The utilities have offered a variety of explanations for this, be it that things will get better when real competition begins or that natural gas prices have skyrocketed. But the real reason is that they know we don’t have a choice. Electricity is not a commodity like lettuce or shoes, something you give up if it costs too much. In fact, it’s something most consumers haven’t even thought about. Only 400,000 of TXU’s 2.6 million customers have left the company during the transition period.

 

So it’s probably not a coincidence that only three of the 16 utilities that offer service in this area charge less than 10 cents a kilowatt hour (and that difference is just fractions of a penny).

 

Instead, TXU will go into the travel business. In one respect, you have to admire the company’s spunk.
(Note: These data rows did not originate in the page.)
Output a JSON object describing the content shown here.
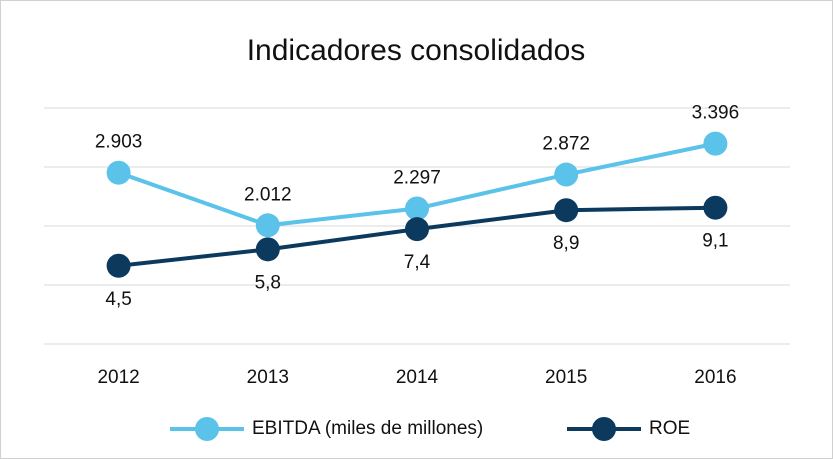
{
  "chart_data": {
    "type": "line",
    "title": "Indicadores consolidados",
    "categories": [
      "2012",
      "2013",
      "2014",
      "2015",
      "2016"
    ],
    "series": [
      {
        "name": "EBITDA (miles de millones)",
        "color": "#5bc3e9",
        "values": [
          2903,
          2012,
          2297,
          2872,
          3396
        ],
        "value_labels": [
          "2.903",
          "2.012",
          "2.297",
          "2.872",
          "3.396"
        ]
      },
      {
        "name": "ROE",
        "color": "#0c3a5f",
        "axis": "y2",
        "values": [
          4.5,
          5.8,
          7.4,
          8.9,
          9.1
        ],
        "value_labels": [
          "4,5",
          "5,8",
          "7,4",
          "8,9",
          "9,1"
        ]
      }
    ],
    "ylim": [
      0,
      4000
    ],
    "yticks": [
      0,
      1000,
      2000,
      3000,
      4000
    ],
    "y2lim": [
      -1.7,
      17
    ],
    "grid": true,
    "legend": "bottom"
  }
}
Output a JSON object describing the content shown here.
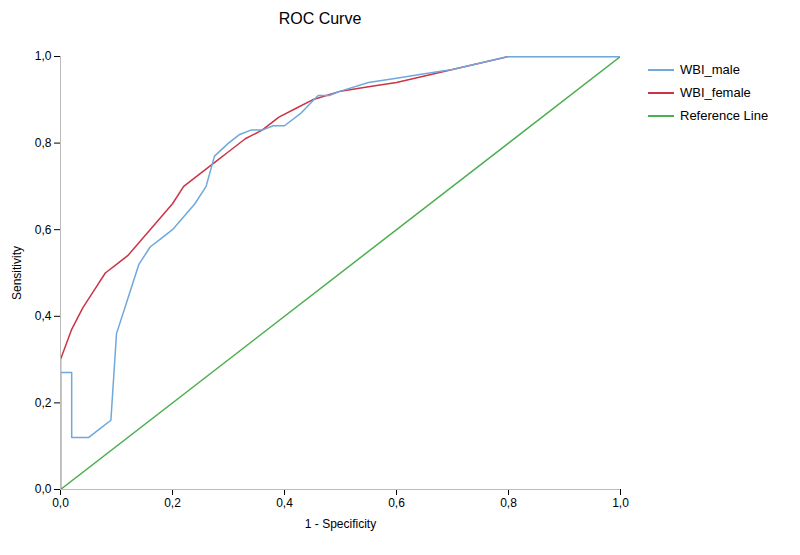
{
  "chart_data": {
    "type": "line",
    "title": "ROC Curve",
    "x_label": "1 - Specificity",
    "y_label": "Sensitivity",
    "series": [
      {
        "name": "WBI_male",
        "color": "#6FA8DC",
        "x": [
          0.0,
          0.0,
          0.02,
          0.02,
          0.05,
          0.07,
          0.09,
          0.1,
          0.12,
          0.14,
          0.16,
          0.18,
          0.2,
          0.22,
          0.24,
          0.26,
          0.275,
          0.3,
          0.32,
          0.34,
          0.36,
          0.38,
          0.4,
          0.43,
          0.46,
          0.48,
          0.5,
          0.55,
          0.6,
          0.65,
          0.7,
          0.8,
          0.85,
          1.0
        ],
        "values": [
          0.0,
          0.27,
          0.27,
          0.12,
          0.12,
          0.14,
          0.16,
          0.36,
          0.44,
          0.52,
          0.56,
          0.58,
          0.6,
          0.63,
          0.66,
          0.7,
          0.77,
          0.8,
          0.82,
          0.83,
          0.83,
          0.84,
          0.84,
          0.87,
          0.91,
          0.91,
          0.92,
          0.94,
          0.95,
          0.96,
          0.97,
          1.0,
          1.0,
          1.0
        ]
      },
      {
        "name": "WBI_female",
        "color": "#CC3344",
        "x": [
          0.0,
          0.0,
          0.02,
          0.04,
          0.06,
          0.08,
          0.1,
          0.12,
          0.14,
          0.16,
          0.18,
          0.2,
          0.22,
          0.25,
          0.28,
          0.3,
          0.33,
          0.36,
          0.39,
          0.42,
          0.45,
          0.475,
          0.5,
          0.55,
          0.6,
          0.7,
          0.8,
          1.0
        ],
        "values": [
          0.0,
          0.3,
          0.37,
          0.42,
          0.46,
          0.5,
          0.52,
          0.54,
          0.57,
          0.6,
          0.63,
          0.66,
          0.7,
          0.73,
          0.76,
          0.78,
          0.81,
          0.83,
          0.86,
          0.88,
          0.9,
          0.91,
          0.92,
          0.93,
          0.94,
          0.97,
          1.0,
          1.0
        ]
      },
      {
        "name": "Reference Line",
        "color": "#4CAF50",
        "x": [
          0.0,
          1.0
        ],
        "values": [
          0.0,
          1.0
        ]
      }
    ],
    "xlim": [
      0.0,
      1.0
    ],
    "ylim": [
      0.0,
      1.0
    ],
    "xticks": [
      {
        "value": 0.0,
        "label": "0,0"
      },
      {
        "value": 0.2,
        "label": "0,2"
      },
      {
        "value": 0.4,
        "label": "0,4"
      },
      {
        "value": 0.6,
        "label": "0,6"
      },
      {
        "value": 0.8,
        "label": "0,8"
      },
      {
        "value": 1.0,
        "label": "1,0"
      }
    ],
    "yticks": [
      {
        "value": 0.0,
        "label": "0,0"
      },
      {
        "value": 0.2,
        "label": "0,2"
      },
      {
        "value": 0.4,
        "label": "0,4"
      },
      {
        "value": 0.6,
        "label": "0,6"
      },
      {
        "value": 0.8,
        "label": "0,8"
      },
      {
        "value": 1.0,
        "label": "1,0"
      }
    ],
    "grid": false,
    "legend": "right"
  }
}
After all its setbacks in the past decade — suffering near-bankruptcy losses trying to sell electricity in Great Britain as well as its reprimand from the state for deceptive marketing — it would seem that it couldn’t have any more tricks up its corporate sleeve.

 

But it does, assuming we’re gullible enough to fall for it. But we don’t have to. If you want to see a movie, go to the theater. If you want fairly priced electricity, hold TXU — and our legislators — accountable.